외국어를 배우다 보면 실수를 많이 하는 게 당연하죠. 근데 틀린 문법이나 틀린 철자보다 어색한 표현을 쓰면 더 웃기죠? 예를 들면...
1)...청계천을 산책하다가 물고기를 봤는데 친구한테 “봐봐봐! 생선 있다!”라고 신나게 말했어요. 왜냐하면 영어로는 살아있는 물고기하고 구운 생선하고 둘 다 “fish”라고 하거든요.
2)...전자 사전을 사려고 강변 테크노마트에 갔었는데 예쁜 컴퓨터가 많아서 친구랑 노트북 구경도 했었어요. “도시바는 별로야... 내 컴퓨터가 죽었어!”라고 해서 친구가 웃음을 터뜨렸고 무슨 말이냐고 물어봤어요. 영어로는 “my computer died” 아님 “my computer’s dead”라는 표현들이 “내 컴퓨터가 고장났다”라는 뜻이에요.
가끔씩 한 언어에서 다른 언어로 직역하면 말이 이상하게 나올 수도 있죠. ㅎㅎ
여러분들의 이야기를 좀 들려 주세요. ^^
Whenever you learn a foreign language, you're bound to make mistakes as you go along. However, making awkward phrases is a lot funnier and more entertaining than plain ol' grammar or spelling mistakes, don't you think? For example...
1) While going for a walk along Cheonggyecheon, I saw a fish in the stream, and shouted with excitement to my friend, "Look look look! It's a fish (saeng-seon)!" You see, in English, whether the fish are alive or grilled, they're still called "fish." (In Korean, "saeng-seon" is a term used for the cooked fish you consume, while "mul-gogi" is a term used for fish that are happily alive in the vast blue sea.)

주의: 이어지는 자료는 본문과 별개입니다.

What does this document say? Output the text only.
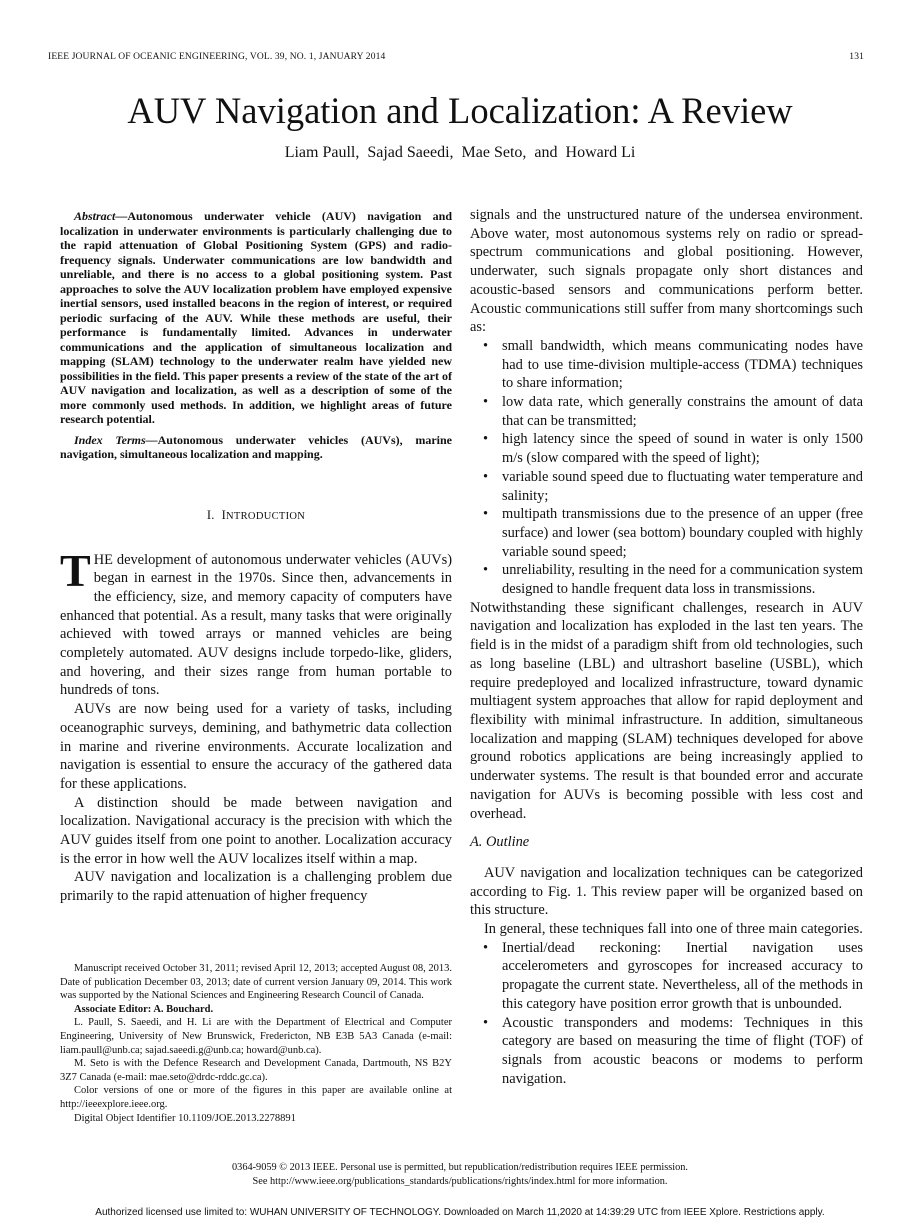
IEEE JOURNAL OF OCEANIC ENGINEERING, VOL. 39, NO. 1, JANUARY 2014	131
AUV Navigation and Localization: A Review
Liam Paull, Sajad Saeedi, Mae Seto, and Howard Li

Abstract—Autonomous underwater vehicle (AUV) navigation and localization in underwater environments is particularly challenging due to the rapid attenuation of Global Positioning System (GPS) and radio-frequency signals. Underwater communications are low bandwidth and unreliable, and there is no access to a global positioning system. Past approaches to solve the AUV localization problem have employed expensive inertial sensors, used installed beacons in the region of interest, or required periodic surfacing of the AUV. While these methods are useful, their performance is fundamentally limited. Advances in underwater communications and the application of simultaneous localization and mapping (SLAM) technology to the underwater realm have yielded new possibilities in the field. This paper presents a review of the state of the art of AUV navigation and localization, as well as a description of some of the more commonly used methods. In addition, we highlight areas of future research potential.

Index Terms—Autonomous underwater vehicles (AUVs), marine navigation, simultaneous localization and mapping.

I. INTRODUCTION

THE development of autonomous underwater vehicles (AUVs) began in earnest in the 1970s. Since then, advancements in the efficiency, size, and memory capacity of computers have enhanced that potential. As a result, many tasks that were originally achieved with towed arrays or manned vehicles are being completely automated. AUV designs include torpedo-like, gliders, and hovering, and their sizes range from human portable to hundreds of tons.

AUVs are now being used for a variety of tasks, including oceanographic surveys, demining, and bathymetric data collection in marine and riverine environments. Accurate localization and navigation is essential to ensure the accuracy of the gathered data for these applications.

A distinction should be made between navigation and localization. Navigational accuracy is the precision with which the AUV guides itself from one point to another. Localization accuracy is the error in how well the AUV localizes itself within a map.

AUV navigation and localization is a challenging problem due primarily to the rapid attenuation of higher frequency

Manuscript received October 31, 2011; revised April 12, 2013; accepted August 08, 2013. Date of publication December 03, 2013; date of current version January 09, 2014. This work was supported by the National Sciences and Engineering Research Council of Canada.

Associate Editor: A. Bouchard.

L. Paull, S. Saeedi, and H. Li are with the Department of Electrical and Computer Engineering, University of New Brunswick, Fredericton, NB E3B 5A3 Canada (e-mail: liam.paull@unb.ca; sajad.saeedi.g@unb.ca; howard@unb.ca).

M. Seto is with the Defence Research and Development Canada, Dartmouth, NS B2Y 3Z7 Canada (e-mail: mae.seto@drdc-rddc.gc.ca).

Color versions of one or more of the figures in this paper are available online at http://ieeexplore.ieee.org.

Digital Object Identifier 10.1109/JOE.2013.2278891

signals and the unstructured nature of the undersea environment. Above water, most autonomous systems rely on radio or spread-spectrum communications and global positioning. However, underwater, such signals propagate only short distances and acoustic-based sensors and communications perform better. Acoustic communications still suffer from many shortcomings such as:

• small bandwidth, which means communicating nodes have had to use time-division multiple-access (TDMA) techniques to share information;
• low data rate, which generally constrains the amount of data that can be transmitted;
• high latency since the speed of sound in water is only 1500 m/s (slow compared with the speed of light);
• variable sound speed due to fluctuating water temperature and salinity;
• multipath transmissions due to the presence of an upper (free surface) and lower (sea bottom) boundary coupled with highly variable sound speed;
• unreliability, resulting in the need for a communication system designed to handle frequent data loss in transmissions.

Notwithstanding these significant challenges, research in AUV navigation and localization has exploded in the last ten years. The field is in the midst of a paradigm shift from old technologies, such as long baseline (LBL) and ultrashort baseline (USBL), which require predeployed and localized infrastructure, toward dynamic multiagent system approaches that allow for rapid deployment and flexibility with minimal infrastructure. In addition, simultaneous localization and mapping (SLAM) techniques developed for above ground robotics applications are being increasingly applied to underwater systems. The result is that bounded error and accurate navigation for AUVs is becoming possible with less cost and overhead.

A. Outline

AUV navigation and localization techniques can be categorized according to Fig. 1. This review paper will be organized based on this structure.

In general, these techniques fall into one of three main categories.

• Inertial/dead reckoning: Inertial navigation uses accelerometers and gyroscopes for increased accuracy to propagate the current state. Nevertheless, all of the methods in this category have position error growth that is unbounded.
• Acoustic transponders and modems: Techniques in this category are based on measuring the time of flight (TOF) of signals from acoustic beacons or modems to perform navigation.
0364-9059 © 2013 IEEE. Personal use is permitted, but republication/redistribution requires IEEE permission.
See http://www.ieee.org/publications_standards/publications/rights/index.html for more information.
Authorized licensed use limited to: WUHAN UNIVERSITY OF TECHNOLOGY. Downloaded on March 11,2020 at 14:39:29 UTC from IEEE Xplore. Restrictions apply.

2) I went to Technomart with a friend, intending to buy an electronic dictionary, but we also checked out some of the laptops since the pickings were so abundant and gorgeous. "Toshiba's not all that great... Mine died!" I said, and my friend burst into laughter, asking me what in the world I had just said. You see, in English, when you say, "My computer died," or "My computer's dead," it's the same thing as saying, "My computer broke." (But obviously this doesn't translate as well in Korean.)
Of course, sometimes literal translations from one language to another undoubtedly result in strange expressions...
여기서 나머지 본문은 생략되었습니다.